Stafford Betty, Ph.D.
What Does It Mean to Be a Chrisitan? A Debate
This book records a conversation between two philosopher-theologians with different ways of conceiving God and practicing Christianity. One of the speakers is John F. Crosby, a personalist philosopher teaching at staunchly Catholic Franciscan University in Steubenville, Ohio. The other is Stafford Betty, a “New Thought” Christian recently retired from staunchly secular California State University in Bakersfield. Both think of God as personal, not some impersonal force out of Star Wars. Both are prayerful men.
Crosby’s primary subject is his own inner experience as seen through the lens of Catholic teaching—from Aquinas to Newman to his mentor Dietrich von Hildebrand. Betty has spent much of his career looking outward at the world’s major religions, especially Asian, and has watered his garden with the insights of thinkers like Emerson and Tolstoy, and more recent pluralist theologians like John Hick, Huston Smith, Diana Eck, and Marcus Borg.

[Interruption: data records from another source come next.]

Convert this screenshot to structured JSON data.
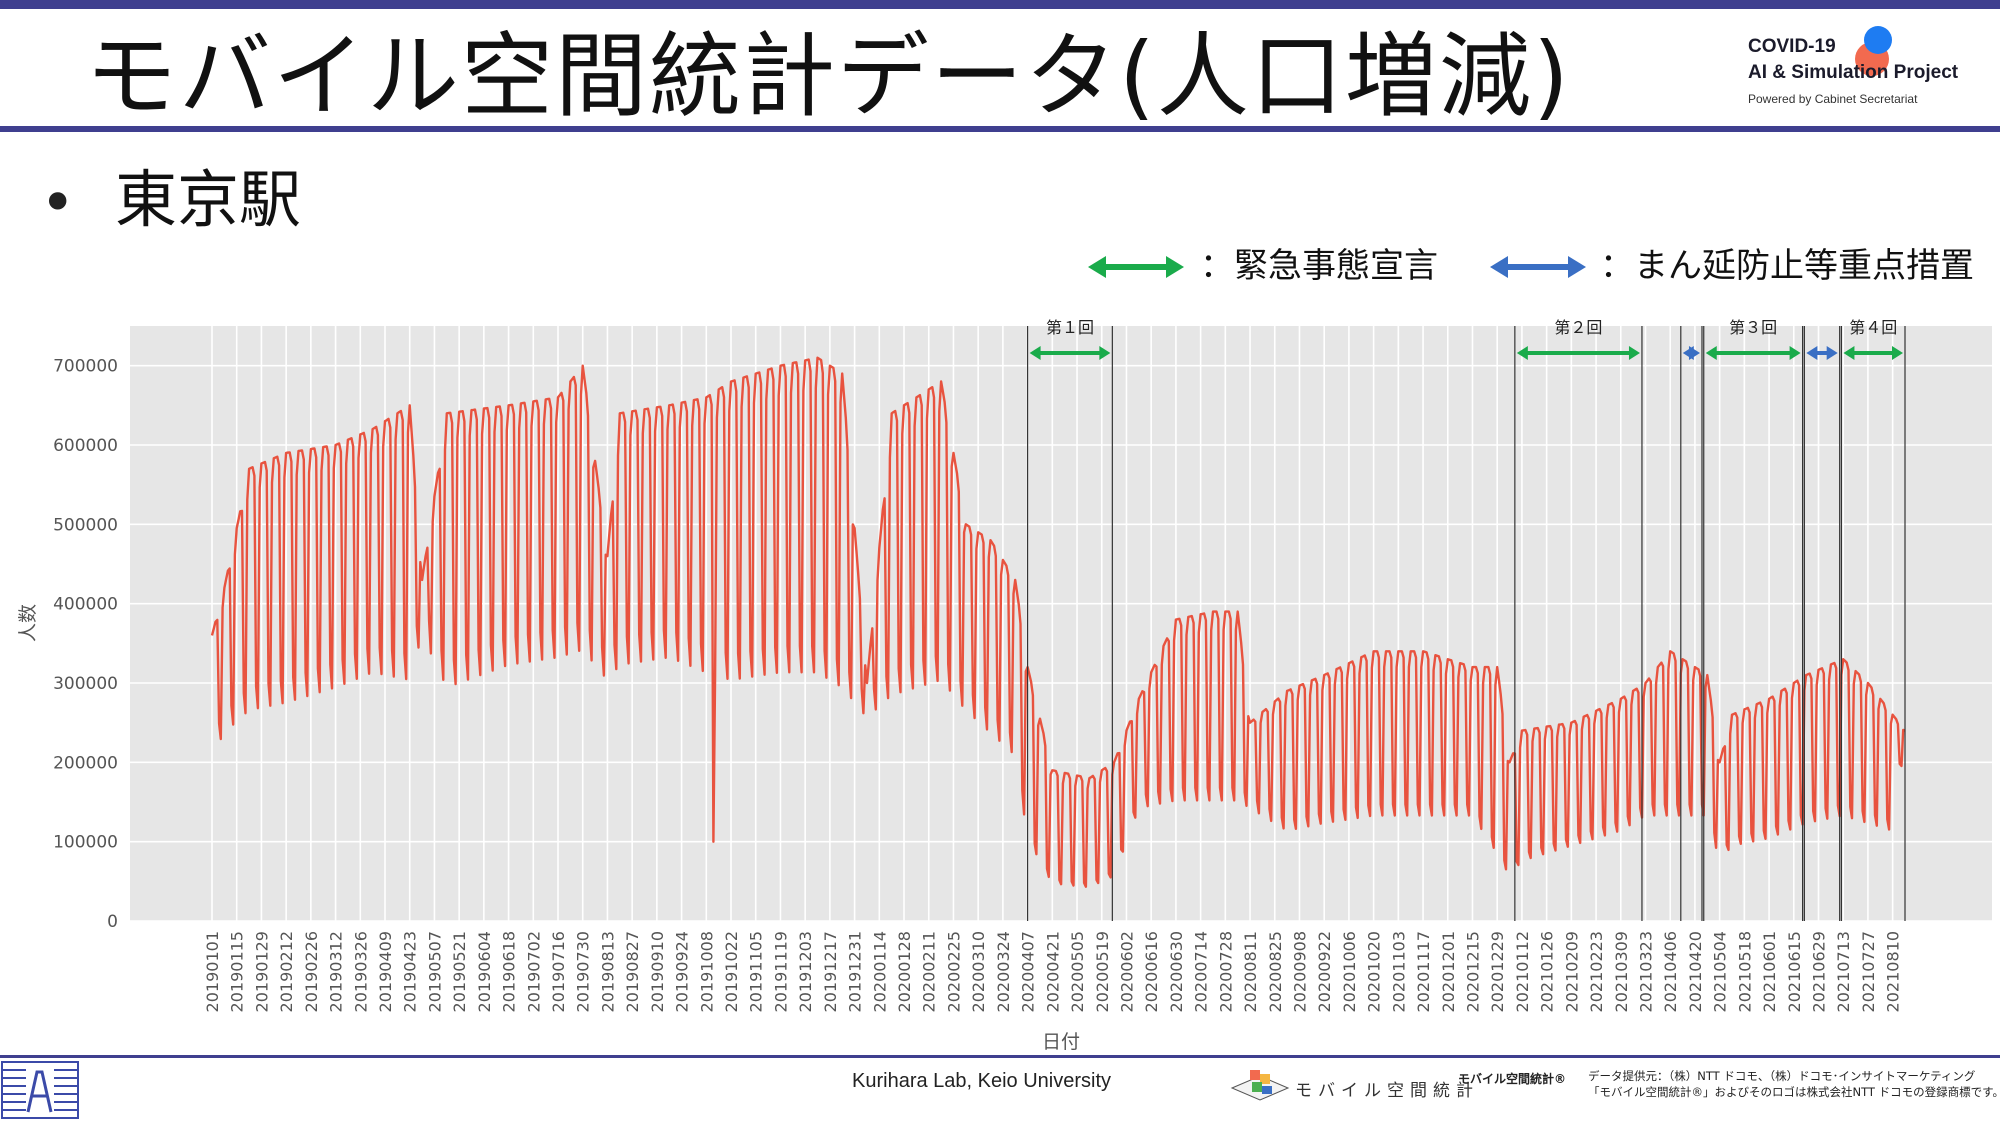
{
  "slide": {
    "title": "モバイル空間統計データ(人口増減)",
    "bullet": "•",
    "station": "東京駅",
    "logo": {
      "line1": "COVID-19",
      "line2": "AI & Simulation Project",
      "line3": "Powered by Cabinet Secretariat"
    },
    "legend": {
      "emergency": "：緊急事態宣言",
      "priority": "：まん延防止等重点措置",
      "emergency_color": "#1aab4b",
      "priority_color": "#3a6fc4"
    },
    "footer": {
      "credit": "Kurihara Lab, Keio University",
      "mobile_logo": "モバイル空間統計",
      "mobile_mark": "モバイル空間統計®",
      "provider_line1": "データ提供元：（株）NTT ドコモ、（株）ドコモ･インサイトマーケティング",
      "provider_line2": "「モバイル空間統計®」およびそのロゴは株式会社NTT ドコモの登録商標です。"
    }
  },
  "chart_data": {
    "type": "line",
    "title": "",
    "xlabel": "日付",
    "ylabel": "人数",
    "ylim": [
      0,
      750000
    ],
    "yticks": [
      0,
      100000,
      200000,
      300000,
      400000,
      500000,
      600000,
      700000
    ],
    "ytick_labels": [
      "0",
      "100000",
      "200000",
      "300000",
      "400000",
      "500000",
      "600000",
      "700000"
    ],
    "grid": true,
    "line_color": "#e8533f",
    "x_start": "2019-01-01",
    "x_end": "2021-08-17",
    "xtick_labels": [
      "20190101",
      "20190115",
      "20190129",
      "20190212",
      "20190226",
      "20190312",
      "20190326",
      "20190409",
      "20190423",
      "20190507",
      "20190521",
      "20190604",
      "20190618",
      "20190702",
      "20190716",
      "20190730",
      "20190813",
      "20190827",
      "20190910",
      "20190924",
      "20191008",
      "20191022",
      "20191105",
      "20191119",
      "20191203",
      "20191217",
      "20191231",
      "20200114",
      "20200128",
      "20200211",
      "20200225",
      "20200310",
      "20200324",
      "20200407",
      "20200421",
      "20200505",
      "20200519",
      "20200602",
      "20200616",
      "20200630",
      "20200714",
      "20200728",
      "20200811",
      "20200825",
      "20200908",
      "20200922",
      "20201006",
      "20201020",
      "20201103",
      "20201117",
      "20201201",
      "20201215",
      "20201229",
      "20210112",
      "20210126",
      "20210209",
      "20210223",
      "20210309",
      "20210323",
      "20210406",
      "20210420",
      "20210504",
      "20210518",
      "20210601",
      "20210615",
      "20210629",
      "20210713",
      "20210727",
      "20210810"
    ],
    "weekly_envelope": {
      "dates": [
        "2019-01-01",
        "2019-01-08",
        "2019-01-22",
        "2019-02-12",
        "2019-03-12",
        "2019-04-02",
        "2019-04-23",
        "2019-04-30",
        "2019-05-14",
        "2019-06-18",
        "2019-07-16",
        "2019-07-30",
        "2019-08-13",
        "2019-08-20",
        "2019-09-17",
        "2019-10-08",
        "2019-10-22",
        "2019-11-19",
        "2019-12-10",
        "2019-12-24",
        "2020-01-07",
        "2020-01-21",
        "2020-02-18",
        "2020-03-03",
        "2020-03-17",
        "2020-03-31",
        "2020-04-07",
        "2020-04-21",
        "2020-05-12",
        "2020-05-26",
        "2020-06-09",
        "2020-06-30",
        "2020-07-21",
        "2020-08-04",
        "2020-08-11",
        "2020-09-01",
        "2020-09-22",
        "2020-10-20",
        "2020-11-17",
        "2020-12-15",
        "2020-12-29",
        "2021-01-05",
        "2021-01-12",
        "2021-02-09",
        "2021-03-09",
        "2021-03-23",
        "2021-04-06",
        "2021-04-27",
        "2021-05-04",
        "2021-05-11",
        "2021-06-01",
        "2021-06-22",
        "2021-07-13",
        "2021-07-27",
        "2021-08-10",
        "2021-08-17"
      ],
      "weekday": [
        360000,
        420000,
        570000,
        590000,
        600000,
        620000,
        650000,
        430000,
        640000,
        650000,
        660000,
        700000,
        460000,
        640000,
        650000,
        660000,
        680000,
        700000,
        710000,
        690000,
        300000,
        640000,
        680000,
        500000,
        480000,
        430000,
        320000,
        190000,
        180000,
        200000,
        280000,
        380000,
        390000,
        390000,
        250000,
        290000,
        310000,
        340000,
        340000,
        320000,
        320000,
        200000,
        240000,
        250000,
        280000,
        300000,
        340000,
        310000,
        200000,
        260000,
        280000,
        310000,
        330000,
        300000,
        260000,
        240000
      ],
      "weekend": [
        220000,
        250000,
        280000,
        290000,
        310000,
        330000,
        320000,
        380000,
        310000,
        340000,
        350000,
        360000,
        320000,
        340000,
        350000,
        330000,
        320000,
        330000,
        330000,
        310000,
        270000,
        300000,
        320000,
        280000,
        250000,
        220000,
        110000,
        50000,
        45000,
        60000,
        150000,
        160000,
        160000,
        160000,
        150000,
        120000,
        130000,
        140000,
        140000,
        140000,
        90000,
        60000,
        80000,
        100000,
        120000,
        140000,
        140000,
        140000,
        80000,
        100000,
        110000,
        130000,
        140000,
        130000,
        120000,
        240000
      ]
    },
    "anomalies": [
      {
        "date": "2019-10-12",
        "value": 100000
      }
    ],
    "periods": [
      {
        "label": "第１回",
        "type": "emergency",
        "start": "2020-04-07",
        "end": "2020-05-25"
      },
      {
        "label": "第２回",
        "type": "emergency",
        "start": "2021-01-08",
        "end": "2021-03-21"
      },
      {
        "label": "",
        "type": "priority",
        "start": "2021-04-12",
        "end": "2021-04-24"
      },
      {
        "label": "第３回",
        "type": "emergency",
        "start": "2021-04-25",
        "end": "2021-06-20"
      },
      {
        "label": "",
        "type": "priority",
        "start": "2021-06-21",
        "end": "2021-07-11"
      },
      {
        "label": "第４回",
        "type": "emergency",
        "start": "2021-07-12",
        "end": "2021-08-17"
      }
    ]
  }
}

Crosby thinks that Betty has made serious mistakes with serious consequences that affect the way one prays and views the sacraments, while Betty thinks that Crosby’s conclusions owe too much to Church teaching and lack plausibility in the modern age.
Readers will find much to ponder in their many skirmishes, always delivered with respect and often outward signs of an old friendship, reaching all the way back to boyhood, that has weathered half a century.